The blood drained from his face. “Excuse me?”
Having seen more colorful cadavers, Sara stiffened her back, preparing for the fallout. “Only one of these men could possibly be PTSD.” She’d said it. Out loud. Oh, God, she hoped that wasn’t a mistake. “I haven’t yet diagnosed the others but odds are you have, even though your diagnoses aren’t in the charts.”
“You’re wrong, Dr. West.” Fontaine veiled his expression to a mask. “Each of those five men is suffering from PTSD, and that’s all I have to say on the matter.”
He was lying to her, and they both knew it. And he would make her pay for crossing him. Dearly. The question wasn’t if he would retaliate, but in what form. She lifted her chin. “My report stands, sir.”

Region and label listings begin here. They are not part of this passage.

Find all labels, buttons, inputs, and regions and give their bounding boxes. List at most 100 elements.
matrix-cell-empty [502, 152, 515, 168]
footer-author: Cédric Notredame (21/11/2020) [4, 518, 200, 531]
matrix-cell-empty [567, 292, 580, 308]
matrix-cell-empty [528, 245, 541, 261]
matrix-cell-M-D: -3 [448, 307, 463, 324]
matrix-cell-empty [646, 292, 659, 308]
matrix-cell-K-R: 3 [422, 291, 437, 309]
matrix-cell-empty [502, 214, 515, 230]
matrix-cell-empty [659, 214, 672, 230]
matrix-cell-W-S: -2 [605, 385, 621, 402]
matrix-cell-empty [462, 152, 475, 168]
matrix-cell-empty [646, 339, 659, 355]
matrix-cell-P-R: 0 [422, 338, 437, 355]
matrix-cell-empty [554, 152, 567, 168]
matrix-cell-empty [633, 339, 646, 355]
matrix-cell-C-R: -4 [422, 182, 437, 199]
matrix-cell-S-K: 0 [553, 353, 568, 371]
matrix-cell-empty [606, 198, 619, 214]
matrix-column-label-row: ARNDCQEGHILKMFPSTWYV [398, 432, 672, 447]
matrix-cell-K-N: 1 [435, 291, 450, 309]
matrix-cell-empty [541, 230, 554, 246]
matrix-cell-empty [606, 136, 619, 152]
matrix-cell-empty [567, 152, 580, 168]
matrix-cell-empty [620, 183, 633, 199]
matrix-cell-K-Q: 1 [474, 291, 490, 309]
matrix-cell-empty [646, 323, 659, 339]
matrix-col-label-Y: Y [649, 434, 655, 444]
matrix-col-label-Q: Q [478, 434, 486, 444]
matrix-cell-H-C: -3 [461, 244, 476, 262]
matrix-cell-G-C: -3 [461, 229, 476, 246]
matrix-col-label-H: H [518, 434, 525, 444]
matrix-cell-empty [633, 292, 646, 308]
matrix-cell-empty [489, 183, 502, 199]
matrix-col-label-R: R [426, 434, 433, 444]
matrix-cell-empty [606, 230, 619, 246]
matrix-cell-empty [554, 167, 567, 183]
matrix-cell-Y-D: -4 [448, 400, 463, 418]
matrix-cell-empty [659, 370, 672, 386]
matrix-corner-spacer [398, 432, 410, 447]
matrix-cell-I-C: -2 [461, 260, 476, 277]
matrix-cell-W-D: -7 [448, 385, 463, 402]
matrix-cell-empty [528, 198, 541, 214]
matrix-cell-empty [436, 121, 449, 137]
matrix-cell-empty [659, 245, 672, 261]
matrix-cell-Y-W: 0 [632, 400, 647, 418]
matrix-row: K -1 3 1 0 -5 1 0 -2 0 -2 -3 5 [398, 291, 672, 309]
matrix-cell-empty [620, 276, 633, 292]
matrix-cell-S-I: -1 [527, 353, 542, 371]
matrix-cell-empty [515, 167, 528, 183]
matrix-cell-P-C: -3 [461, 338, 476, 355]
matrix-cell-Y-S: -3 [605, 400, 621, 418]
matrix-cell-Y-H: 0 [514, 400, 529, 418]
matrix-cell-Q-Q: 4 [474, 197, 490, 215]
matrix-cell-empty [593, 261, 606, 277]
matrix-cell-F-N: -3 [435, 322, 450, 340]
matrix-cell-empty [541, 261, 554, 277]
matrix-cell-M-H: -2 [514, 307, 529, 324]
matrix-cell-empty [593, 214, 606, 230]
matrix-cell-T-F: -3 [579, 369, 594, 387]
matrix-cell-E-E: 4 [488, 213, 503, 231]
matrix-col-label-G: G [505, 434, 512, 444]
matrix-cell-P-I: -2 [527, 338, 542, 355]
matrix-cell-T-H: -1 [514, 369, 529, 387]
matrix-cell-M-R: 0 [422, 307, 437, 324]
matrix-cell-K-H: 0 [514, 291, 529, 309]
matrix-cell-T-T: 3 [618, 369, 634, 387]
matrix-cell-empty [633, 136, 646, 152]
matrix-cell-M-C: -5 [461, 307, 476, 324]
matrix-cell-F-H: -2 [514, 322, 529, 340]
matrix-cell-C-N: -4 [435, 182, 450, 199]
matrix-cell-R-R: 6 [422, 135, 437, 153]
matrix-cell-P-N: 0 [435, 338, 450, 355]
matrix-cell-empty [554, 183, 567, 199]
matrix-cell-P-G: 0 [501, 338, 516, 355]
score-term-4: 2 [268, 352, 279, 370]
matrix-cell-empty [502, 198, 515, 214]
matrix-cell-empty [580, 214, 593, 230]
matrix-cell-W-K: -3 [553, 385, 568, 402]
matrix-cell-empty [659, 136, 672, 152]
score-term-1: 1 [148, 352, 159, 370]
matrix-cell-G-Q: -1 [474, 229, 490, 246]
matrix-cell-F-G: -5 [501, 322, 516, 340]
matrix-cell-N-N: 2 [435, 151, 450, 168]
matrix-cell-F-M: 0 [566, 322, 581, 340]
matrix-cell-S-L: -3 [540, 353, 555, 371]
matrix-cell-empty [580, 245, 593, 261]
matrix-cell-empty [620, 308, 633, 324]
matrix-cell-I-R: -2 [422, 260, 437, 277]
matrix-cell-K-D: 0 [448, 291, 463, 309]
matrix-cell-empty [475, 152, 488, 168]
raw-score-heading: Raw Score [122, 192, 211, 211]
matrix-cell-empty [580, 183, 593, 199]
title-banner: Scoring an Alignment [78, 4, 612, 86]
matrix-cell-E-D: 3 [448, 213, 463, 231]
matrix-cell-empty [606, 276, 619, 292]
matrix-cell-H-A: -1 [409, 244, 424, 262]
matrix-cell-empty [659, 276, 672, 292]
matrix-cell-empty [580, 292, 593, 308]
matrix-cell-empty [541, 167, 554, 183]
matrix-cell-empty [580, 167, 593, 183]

“You’re going to regret this, Major.” His eyes glittered pure hatred. “For a long time to come.”
“I already do, sir.” She let him see her sorrow and her disgust. “If a conversation such as this one isn’t worthy of regret, then I don’t know what is.” She turned toward the door, leaving Fontaine glaring at her, his anger boiling and about to erupt.
Her hand on the doorknob, she paused and looked back over the slope of her shoulder at him. “For the record, sir, whatever consequences I suffer for filing a mandatory report had better not be as blatantly overt as another incident I’ve encountered at Braxton and not yet report—”
“Another incident?” he interrupted.
“What
other incident?”
“I was instructed to wear a white lab coat at all times when on the premises, including into Isolation, and it’s a known fact to the staff that the color white stimulates episodic rage in Braxton’s PTSD patients. That information was deliberately withheld from me, which makes it a criminal act.”
“I know nothing about this.”
Lying again. He really was lousy at it. His gaze darted like Ping-Pong balls being whacked during a masters’ tournament, and he looked through her, not at her. “Of course not, sir. But your secretary did, and she specifically informed me that wearing the coat was your rule. That act deliberately endangered the life of one of your staff members and, as I understand it, the facility director carries direct responsibility for the actions of everyone under his command—including his secretary and the physicians on his staff—even if the physician is a temporary staff member employed by a limited DoD contract. Is my understanding accurate, sir?”
“Theoretically, yes.”
“Deliberately endangering the life of a staff member carries steep penalties. It’d be a shame to see anyone at Braxton brought up on charges. Court-martials are so
. . .
public.”
He gave her a blank look. As if he’d underestimated her and couldn’t quite absorb the fact that he had.